Dans un même temps, il travaille, dans la forme, à donner aux traditions de son pays une traduction littéraire. Comme dit plus haut, En attendant le vote des bêtes sauvages est un récit épique en 6 veillées. Or, cette forme s’appelle le donsomana et dans la culture malinké, dont est issu l’écrivain, il s’agit d’un récit de chasse qui va célébrer les exploits d’un chasseur et a des vertus cathartiques. Kourouma s’inscrit en cela dans une entreprise de sauvegarde d’un patrimoine africain menacé, car transmis quasi uniquement sous forme orale. De même, en faisant figurer des proverbes à chaque fin de chapitre, il rend hommage à la culture africaine et à ses moyens de transmission. En effet, dans l’avant-propos d’un recueil de proverbes, Kourouma rappelle l’importance de ces formes synthétiques, qui restent en mémoire, frappent l’esprit et permettent de donner une traduction concrète d’une idée abstraite, et de leur rôle primordial dans les sociabilités africaines.

Cela nous amène au deuxième point que je souhaitais soulever et qui est la question linguistique. Pour de nombreux écrivains issus de pays précédemment colonisés, la question se pose : dans quelle langue écrire ? Le choix d’une langue africaine peut poser problème : transmises oralement, toutes les langues n’ont pas eu de transcription fixe et il faut donc une mutualisation des forces car un seul écrivain ne suffira pas pour répondre à toutes les questions qui se posent dès lors qu’on doit passer de l’oral à l’écrit. C’est également accéder à une lectorat potentiellement plus limité et dans des pays où vivent ensemble plusieurs ethnies qui n’ont parfois pas la même langue, le choix du français ou de l’anglais permet de s’adresser à un plus grand nombre. A contrario, l’anglais ou le français demeurent la langue du colonisateur, et peuvent enfermer l’auteur dans un horizon d’attente et des mécanismes de légitimation encore dominés par l’Europe. Face à une question d’une telle complexité, les réponses sont forcément multiples.

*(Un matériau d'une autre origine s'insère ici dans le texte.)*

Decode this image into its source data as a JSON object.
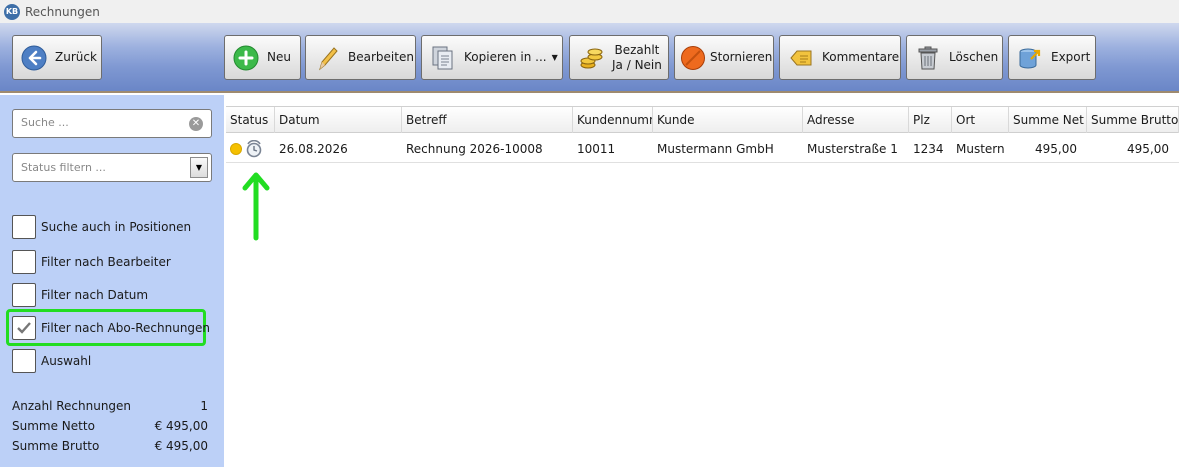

La voie choisie par Kourouma est de tordre la langue française à la réalité africaine, d’oraliser le  roman. Pour Lobna Mestaoui, Kourouma « colle son hymne à la culture malinké dans les canons du romanesque à l’occidentale » pour en faire un « espace de revanche ». Dans une même problématique, l’écrivain algérien Kamel Daoud, dans Meursault contre-enquête (que je n’ai pas encore réussi à chroniquer), compare le français aux grandes maisons vides laissées par les français partis précipitamment et que les algériens ont rempli de leurs propres meubles pour y habiter. C’est bien la même démarche chez Kourouma qui déclarait, en utilisant la même métaphore :

Je crois que c’est la cosmogonie africaine que je voulais introduire dans le français pour que nous nous sentions chez nous en français.

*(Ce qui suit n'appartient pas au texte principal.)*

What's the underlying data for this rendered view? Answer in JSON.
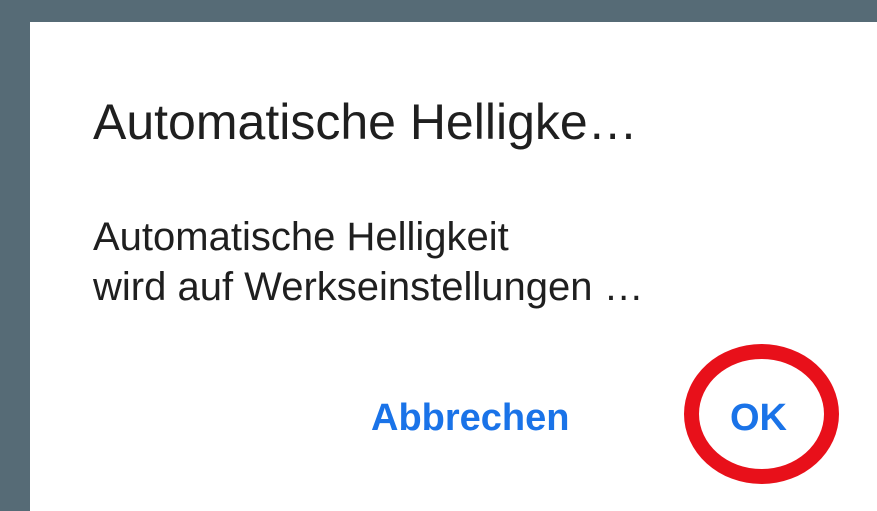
{
  "dialog": {
    "title": "Automatische Helligke…",
    "message_lines": [
      "Automatische Helligkeit",
      "wird auf Werkseinstellungen …"
    ],
    "buttons": {
      "cancel_label": "Abbrechen",
      "ok_label": "OK"
    }
  },
  "colors": {
    "backdrop": "#566b76",
    "dialog_background": "#ffffff",
    "text": "#1f1f1f",
    "button_text": "#1a73e8",
    "highlight": "#e8101a"
  }
}
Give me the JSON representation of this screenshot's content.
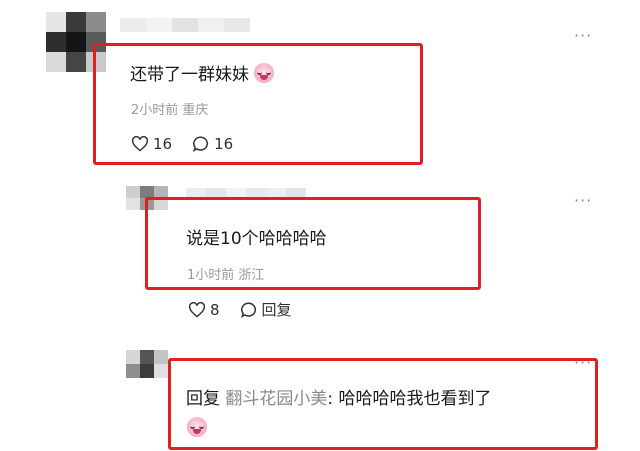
{
  "comments": [
    {
      "text": "还带了一群妹妹",
      "meta": "2小时前 重庆",
      "likes": "16",
      "replies": "16"
    },
    {
      "text": "说是10个哈哈哈哈",
      "meta": "1小时前 浙江",
      "likes": "8",
      "reply_label": "回复"
    },
    {
      "reply_keyword": "回复",
      "mention": "翻斗花园小美",
      "separator": ":",
      "text": "哈哈哈哈我也看到了"
    }
  ],
  "more_label": "···",
  "icons": {
    "like": "heart-icon",
    "comment": "comment-bubble-icon",
    "emoji": "crying-laugh-emoji"
  },
  "colors": {
    "highlight_border": "#e02020",
    "meta_text": "#9a9a9a",
    "mention_text": "#8a8a8a"
  }
}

Je conclurai en disant combien En attendant le vote des bêtes sauvages m’a semblé un livre riche. Lu initialement pour un exposé (cela se sent, je crois, dans la rédaction de ce billet), ce livre a aussi et surtout été une découverte marquante, à la fois au niveau du fond et de la forme. Certes, il n’est pas toujours aisé pour un lecteur français de comprendre au premier regard les multiples allusions disséminées dans le roman mais, d’une part, le livre existe par lui-même et fonctionne sans cela ; d’autre part, notre ignorance à ce sujet sert d’autant plus le propos et semble justement assez symptomatique.

Dans Situations II, Sartre écrivait :

 

La fonction de la littérature est de faire en sorte que nul ne puisse ignorer le monde et que nul ne puisse s’en dire innocent.

En ce sens, et en plein d’autres, En attendant le vote des bêtes sauvages est de la grande littérature.